C’est la troisième médaille d’or en quatre ans que remporte la PME de La Montagne pour ses inventions. Le Centre d’Essai pour Moules d’Injection a obtenu la plus haute distinction du Salon international des inventions de Genève pour sa dernière innovation, le CEMI Bike, un vélo pliant, électrique et connecté, fabriqué en plastique. « L’idée vient d’une problématique personnelle. Je fais du bateau, et je cherchais une solution pour emmener un vélo à bord, je ne trouvais pas de petit vélo léger, électrique, pliable, alors j’en ai créé un », explique Thierry Bonneau, fondateur et P-dg de Cemi. Du guidon au cadre en passant par la selle, presque tout le vélo qu’il a créé est fabriqué en injection de matière plastique, et tout est fabriqué dans ses locaux. Du 100% Made in France. Une volonté du P-dg. « Souvent mes clients n’y croient pas, je pense à installer des caméras dans nos locaux pour leur prouver », plaisante-t-il. Le principal avantage de sa dernière invention, c’est le poids. « Le vélo est deux fois moins lourd qu’un vélo électrique classique en acier ou aluminium », explique Thierry Bonneau. Le coût est aussi moindre. « Il faudra compter entre 1.400 et 1.800 euros alors que le coût moyen tel vélo est plutôt de 2.000 à 3.000 euros actuellement », précise le P-dg.

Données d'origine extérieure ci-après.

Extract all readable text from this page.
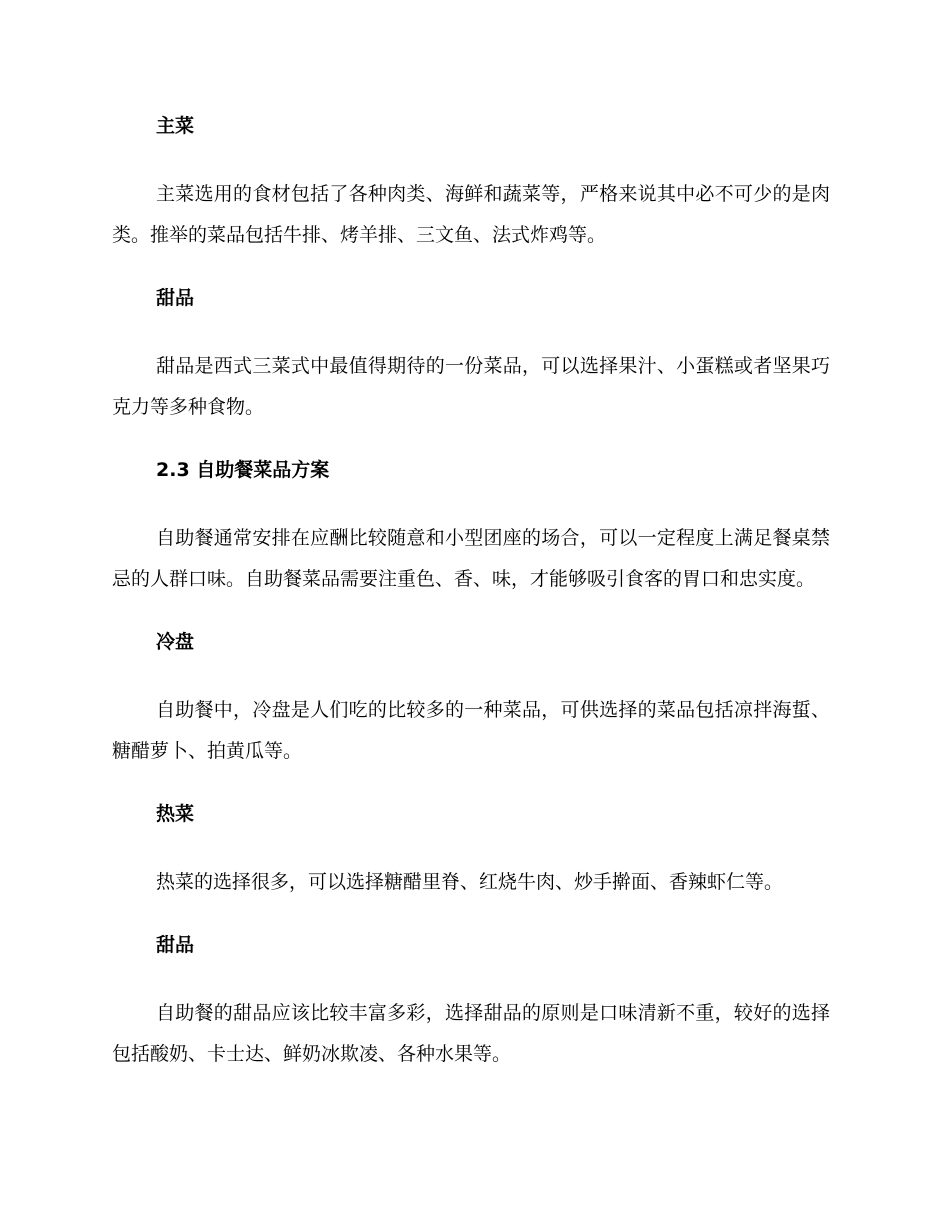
主菜

主菜选用的食材包括了各种肉类、海鲜和蔬菜等，严格来说其中必不可少的是肉类。推举的菜品包括牛排、烤羊排、三文鱼、法式炸鸡等。

甜品

甜品是西式三菜式中最值得期待的一份菜品，可以选择果汁、小蛋糕或者坚果巧克力等多种食物。

2.3 自助餐菜品方案

自助餐通常安排在应酬比较随意和小型团座的场合，可以一定程度上满足餐桌禁忌的人群口味。自助餐菜品需要注重色、香、味，才能够吸引食客的胃口和忠实度。

冷盘

自助餐中，冷盘是人们吃的比较多的一种菜品，可供选择的菜品包括凉拌海蜇、糖醋萝卜、拍黄瓜等。

热菜

热菜的选择很多，可以选择糖醋里脊、红烧牛肉、炒手擀面、香辣虾仁等。

甜品

自助餐的甜品应该比较丰富多彩，选择甜品的原则是口味清新不重，较好的选择包括酸奶、卡士达、鲜奶冰欺凌、各种水果等。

Il cherche à lever 500.000 euros
Le Cemi Bike est encore un prototype que son créateur espère vendre en 2018. Pour cela, Thierry Bonneau cherche à lever 500.000 euros. « J’aimerais bien trouver un industriel avec qui partager la fabrication », précise-t-il. S’il sait fabriquer chacune des parties, c’est l’aspect montage qui va lui demander du temps. Il compte commencer les démarches pour la levée de fonds à la rentrée, en septembre. Il espère vendre plus de 1.000 produits par mois et tripler ainsi son chiffre d’affaires. Il vise le marché du nautisme, des camping caristes mais aussi des urbains. « Je voudrais vendre le vélo en marque blanche à des fabricants de campings car ou de bateau », explique-t-il.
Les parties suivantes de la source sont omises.